This article first featured here on the Neuroblastoma blog, which features regular articles about Olga Piskareva’s lab group and their activities. By visiting Catherine’s article, you can also read more about the group and their blog.
In early April, shortly after attending the Irish Association for Cancer Research (IACR) virtual conference, I was delighted to find out I had been selected for a “Poster in the Spotlight” presentation at the European congress in June. I was invited to give a 10-minute presentation about my research on finding new immuno markers for drug-resistant neuroblastoma. This would be my first time presenting at a conference outside of Ireland (though I remained in my home in Dublin and not in the hoped destination of Turino) and so it was a very exciting experience!
On the morning of my talk, I logged onto zoom to meet the EACR session organisers and the other speakers in my session – a mixture of PhD students and Post-doc researchers from Germany, Spain, Italy and the UK. Each of our talks was then broadcasted to the virtual congress platform where cancer researchers around Europe could tune in.
After the presentations, we joined a “Meet the Speakers” session where we could chat with those who had tuned in, answer questions and open up some research discussions. I was asked one question from a researcher doing similar work to me on how I investigate the relationships between certain genes in cancer, and I was able to refer her onto the software I use – I hope this aids her research, as that’s the real aim of attending these conferences!
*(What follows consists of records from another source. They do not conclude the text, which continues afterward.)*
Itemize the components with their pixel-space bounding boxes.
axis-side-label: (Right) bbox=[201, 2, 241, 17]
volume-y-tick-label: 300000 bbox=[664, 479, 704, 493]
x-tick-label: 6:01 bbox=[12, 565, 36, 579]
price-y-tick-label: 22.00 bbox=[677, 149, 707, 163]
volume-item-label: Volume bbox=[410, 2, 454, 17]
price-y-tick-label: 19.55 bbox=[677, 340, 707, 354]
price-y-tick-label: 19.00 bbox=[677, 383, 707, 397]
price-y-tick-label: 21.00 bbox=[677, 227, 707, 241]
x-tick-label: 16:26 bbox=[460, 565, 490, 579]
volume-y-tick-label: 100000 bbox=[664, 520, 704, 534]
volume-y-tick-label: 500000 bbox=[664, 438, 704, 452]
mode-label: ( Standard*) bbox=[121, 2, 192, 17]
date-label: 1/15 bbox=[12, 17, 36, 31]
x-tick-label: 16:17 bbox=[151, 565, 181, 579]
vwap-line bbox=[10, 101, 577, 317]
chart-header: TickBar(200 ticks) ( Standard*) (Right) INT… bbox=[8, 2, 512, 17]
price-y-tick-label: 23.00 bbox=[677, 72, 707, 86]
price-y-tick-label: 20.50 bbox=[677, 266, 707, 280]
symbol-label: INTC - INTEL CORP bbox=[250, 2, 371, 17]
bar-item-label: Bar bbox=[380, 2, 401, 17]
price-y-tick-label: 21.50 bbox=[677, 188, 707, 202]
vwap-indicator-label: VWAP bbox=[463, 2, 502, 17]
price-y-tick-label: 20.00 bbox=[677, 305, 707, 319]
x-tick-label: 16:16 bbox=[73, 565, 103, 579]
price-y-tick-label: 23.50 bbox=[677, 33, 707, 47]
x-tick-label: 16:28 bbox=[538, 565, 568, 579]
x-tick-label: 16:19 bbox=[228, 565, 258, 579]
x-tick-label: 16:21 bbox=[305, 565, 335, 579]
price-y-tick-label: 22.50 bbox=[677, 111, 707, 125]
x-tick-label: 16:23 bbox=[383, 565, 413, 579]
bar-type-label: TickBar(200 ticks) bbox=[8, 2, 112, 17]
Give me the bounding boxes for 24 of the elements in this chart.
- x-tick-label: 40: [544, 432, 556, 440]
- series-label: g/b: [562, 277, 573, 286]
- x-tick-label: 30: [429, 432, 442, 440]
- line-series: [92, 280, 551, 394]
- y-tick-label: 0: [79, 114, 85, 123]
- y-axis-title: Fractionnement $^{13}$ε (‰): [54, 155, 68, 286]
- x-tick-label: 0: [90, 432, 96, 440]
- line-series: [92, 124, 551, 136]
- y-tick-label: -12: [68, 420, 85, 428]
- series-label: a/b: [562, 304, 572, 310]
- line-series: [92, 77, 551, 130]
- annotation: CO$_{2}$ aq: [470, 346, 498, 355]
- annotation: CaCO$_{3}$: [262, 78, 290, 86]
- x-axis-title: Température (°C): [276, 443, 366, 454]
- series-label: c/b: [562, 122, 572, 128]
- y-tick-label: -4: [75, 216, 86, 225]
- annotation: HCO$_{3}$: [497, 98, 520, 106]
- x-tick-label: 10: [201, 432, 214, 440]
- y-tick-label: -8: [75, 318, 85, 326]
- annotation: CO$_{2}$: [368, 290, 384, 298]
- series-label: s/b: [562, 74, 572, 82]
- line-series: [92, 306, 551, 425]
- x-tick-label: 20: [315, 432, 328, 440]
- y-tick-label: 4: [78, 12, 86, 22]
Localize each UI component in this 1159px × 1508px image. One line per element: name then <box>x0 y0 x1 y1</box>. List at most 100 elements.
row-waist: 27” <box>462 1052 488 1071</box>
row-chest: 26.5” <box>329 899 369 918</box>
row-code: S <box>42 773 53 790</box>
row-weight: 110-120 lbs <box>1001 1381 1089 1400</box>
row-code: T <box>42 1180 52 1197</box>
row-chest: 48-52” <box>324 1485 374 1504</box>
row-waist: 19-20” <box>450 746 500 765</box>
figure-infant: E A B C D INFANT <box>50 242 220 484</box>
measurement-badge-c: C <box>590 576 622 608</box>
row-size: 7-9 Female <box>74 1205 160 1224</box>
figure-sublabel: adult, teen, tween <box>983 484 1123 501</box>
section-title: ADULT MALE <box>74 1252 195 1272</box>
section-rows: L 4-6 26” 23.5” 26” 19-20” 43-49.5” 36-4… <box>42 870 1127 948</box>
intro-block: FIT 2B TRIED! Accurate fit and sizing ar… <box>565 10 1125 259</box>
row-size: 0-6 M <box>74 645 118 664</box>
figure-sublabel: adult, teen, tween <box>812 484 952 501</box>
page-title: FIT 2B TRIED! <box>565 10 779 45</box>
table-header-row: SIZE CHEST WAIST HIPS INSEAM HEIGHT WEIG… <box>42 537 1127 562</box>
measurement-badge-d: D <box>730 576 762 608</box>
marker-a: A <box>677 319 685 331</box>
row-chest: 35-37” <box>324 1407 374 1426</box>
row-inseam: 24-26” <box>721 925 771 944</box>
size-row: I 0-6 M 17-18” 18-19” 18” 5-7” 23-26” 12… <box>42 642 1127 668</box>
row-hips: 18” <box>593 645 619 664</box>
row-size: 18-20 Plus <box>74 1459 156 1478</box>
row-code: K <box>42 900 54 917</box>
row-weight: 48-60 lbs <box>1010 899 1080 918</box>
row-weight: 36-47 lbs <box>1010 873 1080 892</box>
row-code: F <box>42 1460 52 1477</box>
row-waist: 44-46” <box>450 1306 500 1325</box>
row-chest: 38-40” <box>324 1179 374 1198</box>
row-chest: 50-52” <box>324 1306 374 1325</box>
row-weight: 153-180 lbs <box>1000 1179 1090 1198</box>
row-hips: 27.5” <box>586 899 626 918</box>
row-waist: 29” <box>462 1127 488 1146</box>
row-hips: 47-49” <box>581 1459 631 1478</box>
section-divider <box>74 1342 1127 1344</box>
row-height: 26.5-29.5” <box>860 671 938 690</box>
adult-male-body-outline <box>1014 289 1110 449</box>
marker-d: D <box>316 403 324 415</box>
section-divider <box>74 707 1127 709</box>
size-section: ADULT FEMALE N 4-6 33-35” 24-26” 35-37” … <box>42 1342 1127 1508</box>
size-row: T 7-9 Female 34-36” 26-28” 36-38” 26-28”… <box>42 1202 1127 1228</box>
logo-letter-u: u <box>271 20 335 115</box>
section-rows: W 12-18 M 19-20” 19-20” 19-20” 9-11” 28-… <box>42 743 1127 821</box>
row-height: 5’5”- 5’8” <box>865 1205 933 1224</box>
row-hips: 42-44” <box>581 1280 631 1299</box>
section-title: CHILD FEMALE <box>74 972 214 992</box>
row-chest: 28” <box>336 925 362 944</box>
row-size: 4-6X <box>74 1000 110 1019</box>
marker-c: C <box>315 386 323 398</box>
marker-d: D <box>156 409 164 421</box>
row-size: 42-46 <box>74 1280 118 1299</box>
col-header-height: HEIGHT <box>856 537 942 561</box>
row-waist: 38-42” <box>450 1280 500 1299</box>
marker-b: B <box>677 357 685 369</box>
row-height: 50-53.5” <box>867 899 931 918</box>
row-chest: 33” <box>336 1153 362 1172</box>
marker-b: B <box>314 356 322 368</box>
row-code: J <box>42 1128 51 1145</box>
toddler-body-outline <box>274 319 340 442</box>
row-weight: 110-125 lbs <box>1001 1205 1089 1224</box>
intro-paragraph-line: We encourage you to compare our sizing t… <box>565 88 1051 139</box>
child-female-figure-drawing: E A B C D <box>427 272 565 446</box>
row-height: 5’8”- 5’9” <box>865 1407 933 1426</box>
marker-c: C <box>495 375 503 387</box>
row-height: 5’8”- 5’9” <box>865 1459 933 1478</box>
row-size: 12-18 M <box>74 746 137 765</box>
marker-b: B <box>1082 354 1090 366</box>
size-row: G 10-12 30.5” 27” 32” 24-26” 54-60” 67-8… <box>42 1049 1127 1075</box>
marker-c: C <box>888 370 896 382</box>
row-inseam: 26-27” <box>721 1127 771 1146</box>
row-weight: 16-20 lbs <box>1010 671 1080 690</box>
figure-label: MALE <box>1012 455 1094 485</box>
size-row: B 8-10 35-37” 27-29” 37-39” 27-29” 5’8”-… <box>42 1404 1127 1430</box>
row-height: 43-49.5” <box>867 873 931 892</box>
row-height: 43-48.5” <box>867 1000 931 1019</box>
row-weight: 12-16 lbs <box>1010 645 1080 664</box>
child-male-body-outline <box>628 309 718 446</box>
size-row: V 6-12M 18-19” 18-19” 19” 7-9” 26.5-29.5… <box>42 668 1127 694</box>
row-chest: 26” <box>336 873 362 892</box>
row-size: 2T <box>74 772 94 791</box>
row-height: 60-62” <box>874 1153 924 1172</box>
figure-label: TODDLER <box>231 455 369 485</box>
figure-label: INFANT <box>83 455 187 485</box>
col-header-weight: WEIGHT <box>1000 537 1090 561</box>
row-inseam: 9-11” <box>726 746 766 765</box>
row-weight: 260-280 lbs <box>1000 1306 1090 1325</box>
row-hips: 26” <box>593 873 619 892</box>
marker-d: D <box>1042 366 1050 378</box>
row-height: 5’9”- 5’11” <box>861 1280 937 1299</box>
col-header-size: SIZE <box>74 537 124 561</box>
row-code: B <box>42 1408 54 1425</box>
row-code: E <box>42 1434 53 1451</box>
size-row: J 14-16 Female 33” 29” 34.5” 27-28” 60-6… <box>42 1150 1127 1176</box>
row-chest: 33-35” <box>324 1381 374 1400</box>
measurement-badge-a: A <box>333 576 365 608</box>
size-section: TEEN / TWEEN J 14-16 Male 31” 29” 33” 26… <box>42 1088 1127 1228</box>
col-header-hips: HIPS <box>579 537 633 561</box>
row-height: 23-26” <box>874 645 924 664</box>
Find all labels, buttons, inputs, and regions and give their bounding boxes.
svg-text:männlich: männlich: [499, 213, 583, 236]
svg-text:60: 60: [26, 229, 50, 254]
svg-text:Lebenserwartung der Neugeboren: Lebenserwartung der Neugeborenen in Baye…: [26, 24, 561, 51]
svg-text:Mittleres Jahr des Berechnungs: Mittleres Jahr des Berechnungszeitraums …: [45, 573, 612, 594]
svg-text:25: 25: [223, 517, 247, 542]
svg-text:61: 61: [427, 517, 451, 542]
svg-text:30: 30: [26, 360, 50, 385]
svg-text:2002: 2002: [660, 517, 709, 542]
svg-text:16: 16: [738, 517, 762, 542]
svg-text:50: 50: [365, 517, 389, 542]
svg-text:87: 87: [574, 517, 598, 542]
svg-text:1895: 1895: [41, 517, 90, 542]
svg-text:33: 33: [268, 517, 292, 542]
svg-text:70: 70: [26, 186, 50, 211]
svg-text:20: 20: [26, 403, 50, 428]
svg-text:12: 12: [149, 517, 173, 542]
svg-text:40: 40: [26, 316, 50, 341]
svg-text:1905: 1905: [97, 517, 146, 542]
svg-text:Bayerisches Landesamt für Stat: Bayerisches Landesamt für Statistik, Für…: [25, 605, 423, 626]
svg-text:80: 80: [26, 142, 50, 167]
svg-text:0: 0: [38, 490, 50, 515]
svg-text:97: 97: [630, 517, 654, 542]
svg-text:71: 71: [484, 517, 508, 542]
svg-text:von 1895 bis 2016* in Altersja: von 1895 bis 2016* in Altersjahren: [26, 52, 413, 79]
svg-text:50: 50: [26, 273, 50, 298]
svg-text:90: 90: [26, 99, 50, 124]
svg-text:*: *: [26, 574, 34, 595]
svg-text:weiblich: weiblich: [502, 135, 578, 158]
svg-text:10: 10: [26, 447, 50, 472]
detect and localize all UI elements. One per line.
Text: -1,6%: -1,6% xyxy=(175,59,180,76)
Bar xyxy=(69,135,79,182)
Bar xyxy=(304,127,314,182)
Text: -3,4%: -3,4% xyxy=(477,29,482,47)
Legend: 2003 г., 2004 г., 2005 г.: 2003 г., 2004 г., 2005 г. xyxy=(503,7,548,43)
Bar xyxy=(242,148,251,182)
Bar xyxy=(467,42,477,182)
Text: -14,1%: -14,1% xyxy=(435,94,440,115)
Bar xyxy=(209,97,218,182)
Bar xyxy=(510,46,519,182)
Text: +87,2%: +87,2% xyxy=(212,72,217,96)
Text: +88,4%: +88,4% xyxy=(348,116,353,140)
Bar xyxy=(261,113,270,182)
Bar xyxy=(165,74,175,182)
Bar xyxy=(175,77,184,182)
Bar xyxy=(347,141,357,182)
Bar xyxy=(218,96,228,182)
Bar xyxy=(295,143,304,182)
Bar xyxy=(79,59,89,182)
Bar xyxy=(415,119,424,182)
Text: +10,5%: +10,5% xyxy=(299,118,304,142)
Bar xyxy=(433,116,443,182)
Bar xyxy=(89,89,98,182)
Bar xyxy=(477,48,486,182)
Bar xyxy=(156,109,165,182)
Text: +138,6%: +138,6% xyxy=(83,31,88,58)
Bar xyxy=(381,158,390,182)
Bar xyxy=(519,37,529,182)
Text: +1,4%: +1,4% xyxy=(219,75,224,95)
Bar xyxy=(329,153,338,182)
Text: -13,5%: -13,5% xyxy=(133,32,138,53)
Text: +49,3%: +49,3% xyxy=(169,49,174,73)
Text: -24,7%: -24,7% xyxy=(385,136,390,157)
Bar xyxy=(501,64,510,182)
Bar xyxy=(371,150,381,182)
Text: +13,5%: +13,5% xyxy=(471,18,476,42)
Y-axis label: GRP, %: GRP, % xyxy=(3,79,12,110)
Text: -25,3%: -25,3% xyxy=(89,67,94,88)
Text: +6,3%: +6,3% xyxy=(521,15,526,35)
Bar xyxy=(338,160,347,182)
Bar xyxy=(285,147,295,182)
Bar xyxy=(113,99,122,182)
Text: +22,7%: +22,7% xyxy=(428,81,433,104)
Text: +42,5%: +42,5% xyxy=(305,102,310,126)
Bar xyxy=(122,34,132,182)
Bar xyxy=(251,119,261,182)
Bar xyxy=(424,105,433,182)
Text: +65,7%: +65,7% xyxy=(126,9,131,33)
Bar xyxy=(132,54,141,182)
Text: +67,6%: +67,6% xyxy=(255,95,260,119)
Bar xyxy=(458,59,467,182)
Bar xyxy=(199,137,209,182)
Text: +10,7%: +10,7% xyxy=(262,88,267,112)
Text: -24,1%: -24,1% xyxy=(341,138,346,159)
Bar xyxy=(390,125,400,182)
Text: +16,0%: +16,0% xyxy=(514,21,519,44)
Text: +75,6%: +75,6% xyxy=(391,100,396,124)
Following this, it was time to relax and watch some of the other interesting talks taking place in the congress. The EACR were running a photo competition to show where you were watching from in order to win a place at the 2022 congress in Seville. So, I took this opportunity to take my laptop out to the back garden and watch the congress in the sun, getting a selfie for twitter with #NotQuiteTorinoEACR2021. Fingers crossed by this time next year travelling for international conferences will be a reality for researchers once again!
I am a 2nd-year PhD student in the Cancer Bioengineering Group in RCSI University of Medicine and Health Sciences in Dublin. My project aims to model neuroblastoma – immune cell interactions using tissue engineered 3D scaffolds, and it is funded by the charity Neuroblastoma UK. I am particularly interested in how neuroblastoma cells interact with macrophages in the tumour microenvironment and how 3D scaffolds may be used to model these interactions and act as a platform for testing novel immuno-therapeutics in the future. I hope my work and the other projects funded by NBUK will pave the way to better treatment options and a brighter outlook for little patients with neuroblastoma.